Blood "is a very precious commodity so you cannot just stock a lot of it in every single heath centre," said Keller Rinaudo, CEO of Zipline, a California-based robotics company that designed the 15 drones and the base housing them in Muhanga, 50 kilometres (31 miles) west of the capital Kigali.
- Faster, more efficient -
Rinaudo hopes his drone delivery system will "allow the Rwandan government to instantly deliver life-saving transfusions to any citizen in the country in 15 to 30 minutes."
US package-delivery giant UPS and global vaccine alliance Gavi have invested $1.1 million (one million euros) in the Zipline project, one of a handful on the continent seeking to harness the potential of delivery drones to overcome poor infrastructure.

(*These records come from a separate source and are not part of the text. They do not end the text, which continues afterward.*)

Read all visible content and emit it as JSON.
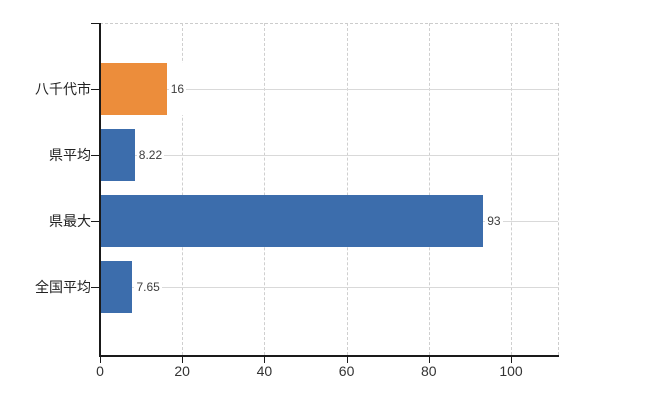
{
  "chart_data": {
    "type": "bar",
    "orientation": "horizontal",
    "title": "",
    "xlabel": "",
    "ylabel": "",
    "categories": [
      "八千代市",
      "県平均",
      "県最大",
      "全国平均"
    ],
    "values": [
      16,
      8.22,
      93,
      7.65
    ],
    "value_labels": [
      "16",
      "8.22",
      "93",
      "7.65"
    ],
    "bar_colors": [
      "#EC8D3B",
      "#3C6DAC",
      "#3C6DAC",
      "#3C6DAC"
    ],
    "x_ticks": [
      0,
      20,
      40,
      60,
      80,
      100
    ],
    "x_tick_labels": [
      "0",
      "20",
      "40",
      "60",
      "80",
      "100"
    ],
    "xlim": [
      0,
      111.7
    ],
    "grid": true,
    "legend": false,
    "colors": {
      "axis": "#1a1a1a",
      "gridline_solid": "#d9d9d9",
      "gridline_dashed": "#cccccc",
      "value_text": "#3d3d3d",
      "tick_text": "#333333",
      "category_text": "#222222",
      "background": "#ffffff"
    }
  }
}
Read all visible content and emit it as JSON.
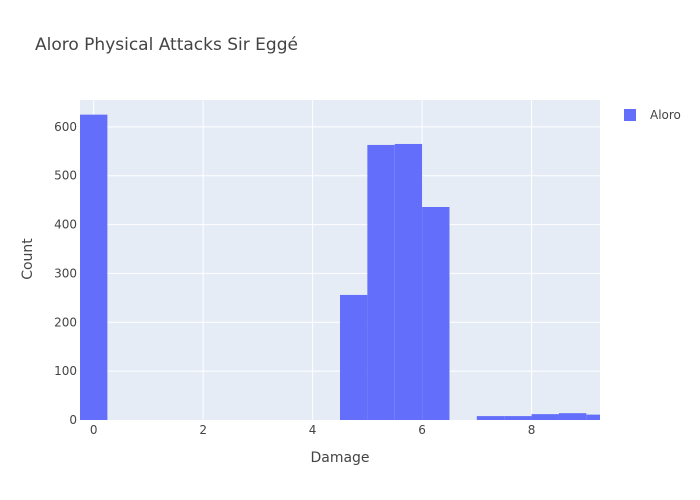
{
  "chart_data": {
    "type": "bar",
    "title": "Aloro Physical Attacks Sir Eggé",
    "xlabel": "Damage",
    "ylabel": "Count",
    "xlim": [
      -0.25,
      9.25
    ],
    "ylim": [
      0,
      655
    ],
    "xticks": [
      0,
      2,
      4,
      6,
      8
    ],
    "yticks": [
      0,
      100,
      200,
      300,
      400,
      500,
      600
    ],
    "bin_width": 0.5,
    "grid": true,
    "legend_position": "top-right",
    "series": [
      {
        "name": "Aloro",
        "color": "#636efa",
        "bins": [
          {
            "x": 0.0,
            "y": 625
          },
          {
            "x": 4.75,
            "y": 256
          },
          {
            "x": 5.25,
            "y": 563
          },
          {
            "x": 5.75,
            "y": 565
          },
          {
            "x": 6.25,
            "y": 436
          },
          {
            "x": 6.75,
            "y": 0
          },
          {
            "x": 7.25,
            "y": 8
          },
          {
            "x": 7.75,
            "y": 8
          },
          {
            "x": 8.25,
            "y": 12
          },
          {
            "x": 8.75,
            "y": 14
          },
          {
            "x": 9.25,
            "y": 11
          }
        ]
      }
    ]
  }
}
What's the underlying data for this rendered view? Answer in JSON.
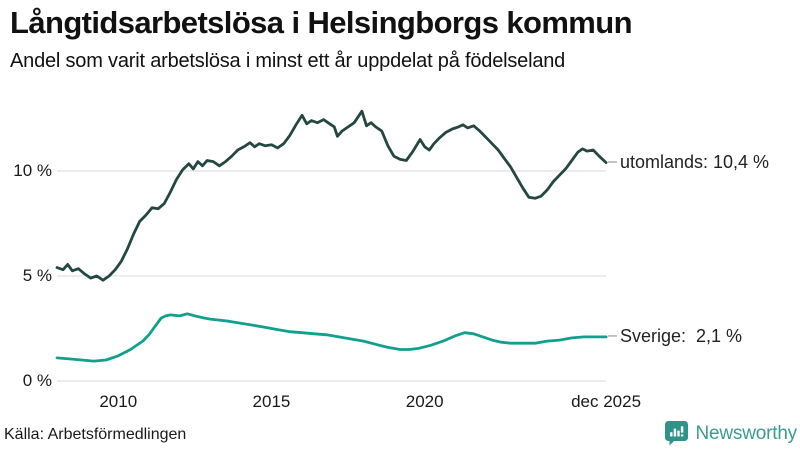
{
  "header": {
    "title": "Långtidsarbetslösa i Helsingborgs kommun",
    "subtitle": "Andel som varit arbetslösa i minst ett år uppdelat på födelseland"
  },
  "footer": {
    "source": "Källa: Arbetsförmedlingen",
    "brand": "Newsworthy"
  },
  "colors": {
    "series_utomlands": "#254742",
    "series_sverige": "#12a08e",
    "grid": "#e1e1e6",
    "label_dash": "#8f8f8f",
    "brand_teal": "#3a9c91",
    "text": "#111111"
  },
  "chart_data": {
    "type": "line",
    "title": "Långtidsarbetslösa i Helsingborgs kommun",
    "subtitle": "Andel som varit arbetslösa i minst ett år uppdelat på födelseland",
    "x": {
      "range": [
        2008,
        2025.92
      ],
      "ticks": [
        {
          "label": "2010",
          "value": 2010
        },
        {
          "label": "2015",
          "value": 2015
        },
        {
          "label": "2020",
          "value": 2020
        },
        {
          "label": "dec 2025",
          "value": 2025.92
        }
      ],
      "grid": false
    },
    "y": {
      "range": [
        0,
        13.2
      ],
      "unit": "%",
      "ticks": [
        {
          "label": "0 %",
          "value": 0
        },
        {
          "label": "5 %",
          "value": 5
        },
        {
          "label": "10 %",
          "value": 10
        }
      ],
      "grid": true
    },
    "legend_position": "right-end-labels",
    "series": [
      {
        "name": "utomlands",
        "end_label": "utomlands: 10,4 %",
        "end_value": 10.4,
        "color": "#254742",
        "points": [
          [
            2008.0,
            5.4
          ],
          [
            2008.2,
            5.3
          ],
          [
            2008.35,
            5.55
          ],
          [
            2008.5,
            5.25
          ],
          [
            2008.7,
            5.35
          ],
          [
            2008.9,
            5.1
          ],
          [
            2009.1,
            4.9
          ],
          [
            2009.3,
            5.0
          ],
          [
            2009.5,
            4.8
          ],
          [
            2009.7,
            5.0
          ],
          [
            2009.9,
            5.3
          ],
          [
            2010.1,
            5.7
          ],
          [
            2010.3,
            6.3
          ],
          [
            2010.5,
            7.0
          ],
          [
            2010.7,
            7.6
          ],
          [
            2010.9,
            7.9
          ],
          [
            2011.1,
            8.25
          ],
          [
            2011.3,
            8.2
          ],
          [
            2011.5,
            8.45
          ],
          [
            2011.7,
            9.0
          ],
          [
            2011.9,
            9.6
          ],
          [
            2012.1,
            10.05
          ],
          [
            2012.3,
            10.35
          ],
          [
            2012.45,
            10.1
          ],
          [
            2012.6,
            10.45
          ],
          [
            2012.75,
            10.25
          ],
          [
            2012.9,
            10.5
          ],
          [
            2013.1,
            10.45
          ],
          [
            2013.3,
            10.25
          ],
          [
            2013.5,
            10.45
          ],
          [
            2013.7,
            10.7
          ],
          [
            2013.9,
            11.0
          ],
          [
            2014.1,
            11.15
          ],
          [
            2014.3,
            11.35
          ],
          [
            2014.45,
            11.15
          ],
          [
            2014.6,
            11.3
          ],
          [
            2014.8,
            11.2
          ],
          [
            2015.0,
            11.25
          ],
          [
            2015.2,
            11.1
          ],
          [
            2015.4,
            11.3
          ],
          [
            2015.6,
            11.7
          ],
          [
            2015.8,
            12.2
          ],
          [
            2016.0,
            12.65
          ],
          [
            2016.15,
            12.25
          ],
          [
            2016.3,
            12.4
          ],
          [
            2016.5,
            12.3
          ],
          [
            2016.7,
            12.45
          ],
          [
            2016.9,
            12.25
          ],
          [
            2017.05,
            12.1
          ],
          [
            2017.15,
            11.65
          ],
          [
            2017.3,
            11.9
          ],
          [
            2017.5,
            12.1
          ],
          [
            2017.7,
            12.3
          ],
          [
            2017.95,
            12.85
          ],
          [
            2018.1,
            12.15
          ],
          [
            2018.25,
            12.3
          ],
          [
            2018.4,
            12.1
          ],
          [
            2018.6,
            11.9
          ],
          [
            2018.8,
            11.2
          ],
          [
            2019.0,
            10.7
          ],
          [
            2019.2,
            10.55
          ],
          [
            2019.4,
            10.5
          ],
          [
            2019.6,
            10.9
          ],
          [
            2019.85,
            11.5
          ],
          [
            2020.0,
            11.15
          ],
          [
            2020.15,
            11.0
          ],
          [
            2020.3,
            11.3
          ],
          [
            2020.5,
            11.6
          ],
          [
            2020.7,
            11.85
          ],
          [
            2020.9,
            12.0
          ],
          [
            2021.1,
            12.1
          ],
          [
            2021.25,
            12.2
          ],
          [
            2021.4,
            12.05
          ],
          [
            2021.6,
            12.15
          ],
          [
            2021.8,
            11.9
          ],
          [
            2022.0,
            11.6
          ],
          [
            2022.2,
            11.3
          ],
          [
            2022.4,
            11.0
          ],
          [
            2022.6,
            10.6
          ],
          [
            2022.8,
            10.2
          ],
          [
            2023.0,
            9.7
          ],
          [
            2023.2,
            9.2
          ],
          [
            2023.4,
            8.75
          ],
          [
            2023.6,
            8.7
          ],
          [
            2023.8,
            8.8
          ],
          [
            2024.0,
            9.1
          ],
          [
            2024.2,
            9.5
          ],
          [
            2024.4,
            9.8
          ],
          [
            2024.6,
            10.1
          ],
          [
            2024.8,
            10.5
          ],
          [
            2025.0,
            10.9
          ],
          [
            2025.15,
            11.05
          ],
          [
            2025.3,
            10.95
          ],
          [
            2025.5,
            11.0
          ],
          [
            2025.7,
            10.7
          ],
          [
            2025.92,
            10.4
          ]
        ]
      },
      {
        "name": "Sverige",
        "end_label": "Sverige:  2,1 %",
        "end_value": 2.1,
        "color": "#12a08e",
        "points": [
          [
            2008.0,
            1.1
          ],
          [
            2008.4,
            1.05
          ],
          [
            2008.8,
            1.0
          ],
          [
            2009.2,
            0.95
          ],
          [
            2009.6,
            1.0
          ],
          [
            2010.0,
            1.2
          ],
          [
            2010.4,
            1.5
          ],
          [
            2010.8,
            1.9
          ],
          [
            2011.0,
            2.2
          ],
          [
            2011.2,
            2.6
          ],
          [
            2011.4,
            3.0
          ],
          [
            2011.55,
            3.1
          ],
          [
            2011.7,
            3.15
          ],
          [
            2012.0,
            3.1
          ],
          [
            2012.25,
            3.2
          ],
          [
            2012.5,
            3.1
          ],
          [
            2012.8,
            3.0
          ],
          [
            2013.0,
            2.95
          ],
          [
            2013.3,
            2.9
          ],
          [
            2013.6,
            2.85
          ],
          [
            2014.0,
            2.75
          ],
          [
            2014.4,
            2.65
          ],
          [
            2014.8,
            2.55
          ],
          [
            2015.2,
            2.45
          ],
          [
            2015.6,
            2.35
          ],
          [
            2016.0,
            2.3
          ],
          [
            2016.4,
            2.25
          ],
          [
            2016.8,
            2.2
          ],
          [
            2017.2,
            2.1
          ],
          [
            2017.6,
            2.0
          ],
          [
            2018.0,
            1.9
          ],
          [
            2018.4,
            1.75
          ],
          [
            2018.8,
            1.6
          ],
          [
            2019.2,
            1.5
          ],
          [
            2019.5,
            1.5
          ],
          [
            2019.8,
            1.55
          ],
          [
            2020.2,
            1.7
          ],
          [
            2020.6,
            1.9
          ],
          [
            2021.0,
            2.15
          ],
          [
            2021.3,
            2.3
          ],
          [
            2021.6,
            2.25
          ],
          [
            2021.9,
            2.1
          ],
          [
            2022.2,
            1.95
          ],
          [
            2022.5,
            1.85
          ],
          [
            2022.8,
            1.8
          ],
          [
            2023.2,
            1.8
          ],
          [
            2023.6,
            1.8
          ],
          [
            2024.0,
            1.9
          ],
          [
            2024.4,
            1.95
          ],
          [
            2024.8,
            2.05
          ],
          [
            2025.2,
            2.1
          ],
          [
            2025.6,
            2.1
          ],
          [
            2025.92,
            2.1
          ]
        ]
      }
    ]
  }
}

For the Rwandan government blood delivery by drone is not cheaper, but it promises to be much faster.
The drones dubbed "Zips" are shaped like a fat-bellied miniature plane with a two-metre (six-foot) wingspan.
They are battery-powered with a range of around 150 kilometres, weigh 13 kilos (29 pounds) and can carry a cargo of about 1.5 kilos, or three bags of blood.
Flying at up to 70 kilometres per hour, it is predicted each drone could make as many as 150 deliveries a day.
At the tent that serves as a launch station, Zipline technicians monitor the drones from laptops while others prepare the payload: small cardboard boxes with paper parachutes that will hold the transfusion blood and be dropped from a height of around 20 metres.
As the test flights were carried out curious residents peered through the fence, watching as the drones were flung into the air, returning after dropping their cargo at the hospital, and landing on an inflatable mattress.
Zipline plans to open a second base in Rwanda next year meaning the whole of the tiny country will be within range.
"These flights will save lives," said Gregg Svingen, head of communications at UPS. "Today it is blood, tomorrow it will be vaccines."